On the surface, the earnings revealed Thursday afternoon were actually better than analysts were expecting. Zynga reported second-quarter revenue of $230.7 million -- notably more than the $160 million Wall Street expected.
The good news ended there, though. Daily active users fell 45 percent from 72 million a year ago to 39 million last quarter. Monthly active users were down 39 percent, sliding from 306 million to 187 million.
And the players who stuck around were spending less. "Bookings," corporate speak for spending by players, were down 38 percent compared to a year ago. The company said it looked like that trend would continue, with bookings for this quarter already showing softness.
Zynga shares were down 16 percent in mid-day trading Friday.
As investors absorbed this bad news, they were caught short by Zynga's announcement that it was backing out of the U.S. online gambling market (though would continue to pursue it in the U.K.).
Many analysts had viewed real-money gambling as a way for the company to start generating dependable revenue. Under Mattrick, however, it appears Zynga will remain largely focused on games.
"The decision really centered around focus," said Zynga COO David Ko
[Related: Zynga loses its zing with players, investors]

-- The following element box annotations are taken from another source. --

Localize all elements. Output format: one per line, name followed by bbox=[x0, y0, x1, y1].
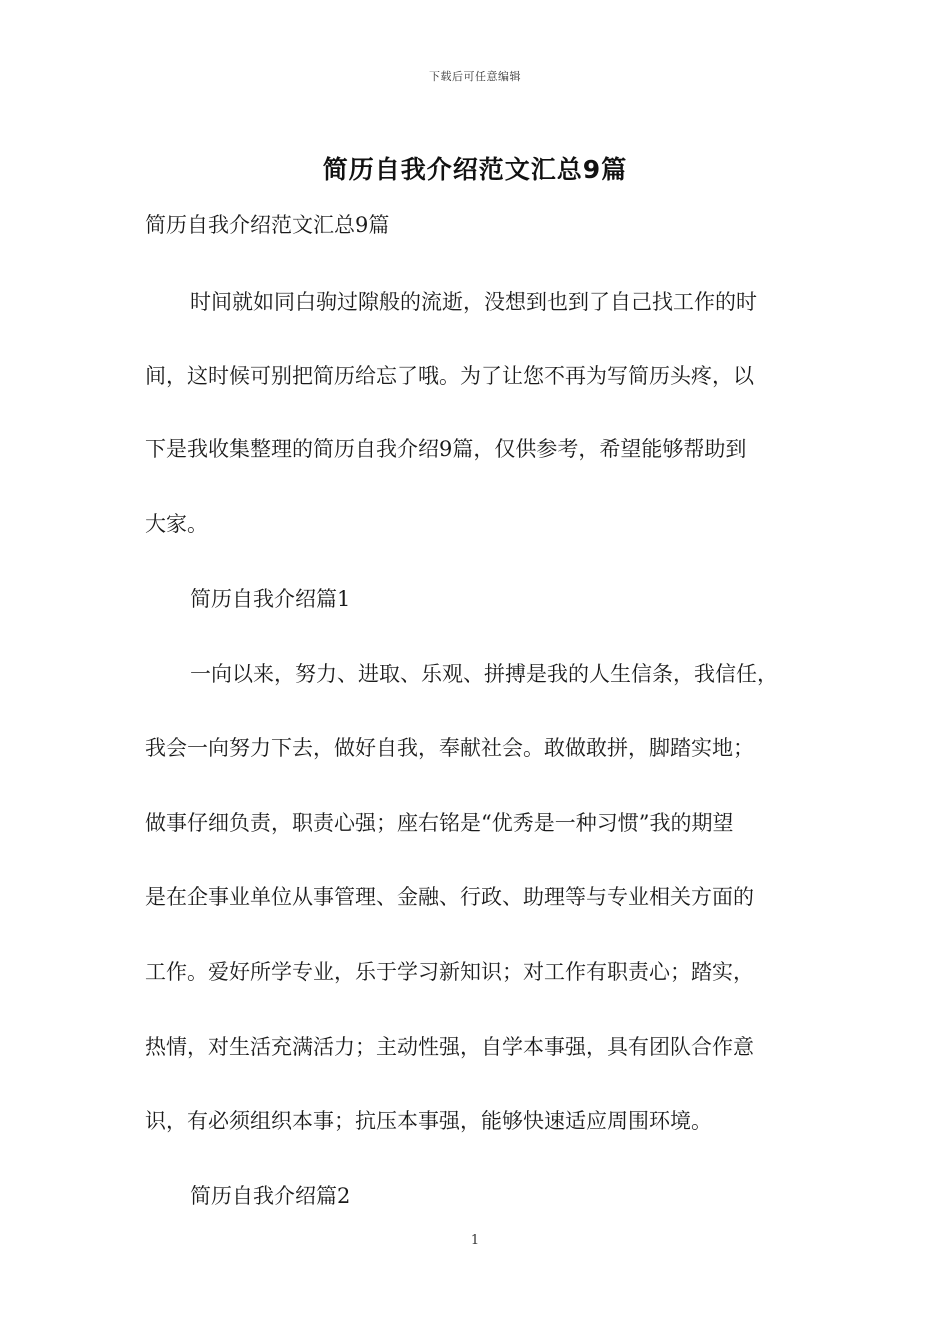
intro-line-2: 间，这时候可别把简历给忘了哦。为了让您不再为写简历头疼，以 bbox=[145, 364, 754, 388]
section-1-line-2: 我会一向努力下去，做好自我，奉献社会。敢做敢拼，脚踏实地； bbox=[145, 736, 754, 760]
section-1-line-5: 工作。爱好所学专业，乐于学习新知识；对工作有职责心；踏实， bbox=[145, 960, 754, 984]
document-title: 简历自我介绍范文汇总9篇 bbox=[322, 155, 628, 184]
intro-line-3: 下是我收集整理的简历自我介绍9篇，仅供参考，希望能够帮助到 bbox=[145, 437, 747, 461]
intro-line-1: 时间就如同白驹过隙般的流逝，没想到也到了自己找工作的时 bbox=[190, 290, 757, 314]
document-subtitle: 简历自我介绍范文汇总9篇 bbox=[145, 213, 390, 237]
section-1-heading: 简历自我介绍篇1 bbox=[190, 587, 351, 611]
section-1-line-6: 热情，对生活充满活力；主动性强，自学本事强，具有团队合作意 bbox=[145, 1035, 754, 1059]
section-1-line-1: 一向以来，努力、进取、乐观、拼搏是我的人生信条，我信任， bbox=[190, 662, 778, 686]
section-1-line-3: 做事仔细负责，职责心强；座右铭是“优秀是一种习惯”我的期望 bbox=[145, 811, 734, 835]
page-number: 1 bbox=[470, 1233, 480, 1248]
section-1-line-4: 是在企事业单位从事管理、金融、行政、助理等与专业相关方面的 bbox=[145, 885, 754, 909]
header-note: 下载后可任意编辑 bbox=[429, 70, 521, 83]
intro-line-4: 大家。 bbox=[145, 512, 208, 536]
section-2-heading: 简历自我介绍篇2 bbox=[190, 1184, 351, 1208]
section-1-line-7: 识，有必须组织本事；抗压本事强，能够快速适应周围环境。 bbox=[145, 1109, 712, 1133]
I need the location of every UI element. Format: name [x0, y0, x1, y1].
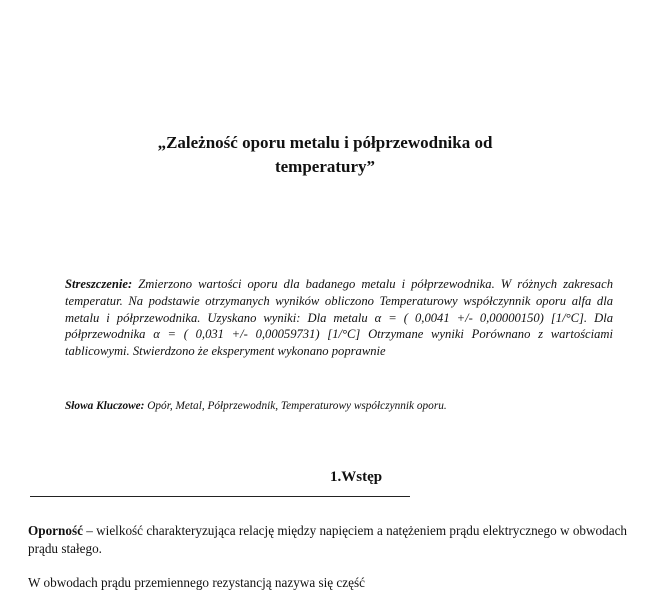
keywords — [65, 398, 625, 414]
keywords-label: Słowa Kluczowe: — [65, 400, 145, 412]
abstract-semiconductor-result: α = ( 0,031 +/- 0,00059731) [1/°C] — [153, 327, 361, 342]
abstract-metal-result: α = ( 0,0041 +/- 0,00000150) [1/°C]. — [374, 310, 588, 325]
section-heading: 1.Wstęp — [330, 469, 383, 485]
definition-text: – wielkość charakteryzująca relację między napięciem a natężeniem prądu elektrycznego w obwodach prądu stałego. — [28, 523, 628, 556]
definition-term: Oporność — [28, 523, 83, 538]
abstract-text-3: Otrzymane wyniki Porównano z wartościami tablicowymi. Stwierdzono że eksperyment wykonano poprawnie — [65, 327, 613, 359]
title-line-1: „Zależność oporu metalu i półprzewodnika od — [157, 133, 493, 152]
keywords-text: Opór, Metal, Półprzewodnik, Temperaturowy współczynnik oporu. — [147, 400, 447, 412]
abstract — [65, 276, 613, 360]
abstract-text-2: Dla półprzewodnika — [65, 310, 613, 342]
abstract-label: Streszczenie: — [65, 277, 133, 291]
title-line-2: temperatury” — [274, 157, 376, 176]
paper-title — [0, 131, 650, 179]
section-divider — [30, 496, 410, 497]
abstract-text-1: Zmierzono wartości oporu dla badanego metalu i półprzewodnika. W różnych zakresach temperatur. Na podstawie otrzymanych wyników obliczono Temperaturowy współczynnik oporu alfa dla metalu i półprzewodnika. Uzyskano wyniki: Dla metalu — [65, 277, 613, 325]
body-paragraph-2: W obwodach prądu przemiennego rezystancją nazywa się część — [28, 575, 365, 590]
definition-paragraph — [28, 522, 628, 558]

Mattrick addressed the company's troubles head-on in an earnings call with analysts, saying he expects the volatility that has become Zynga's unfortunate trademark to continue for another six months to one year, as the company resets and develops a new strategy.
"Getting a business back on track isn’t easy and isn’t quick," he said. "We have a lot of hard work in front of us but I believe we can succeed as a team and Zynga can do this. ... There‘s no denying we’re not where we want to be. We’ve not met our investors’ expectations, we’ve not met our own expectations and most importantly, we’ve not met our players’ expectations. But there’s also no denying that we have what it takes to get back to winning. I know we can do better."
Mattrick said he plans to spend the next 90 days conducting a top-to-bottom review of the company and its practices while assessing and resetting the product pipeline.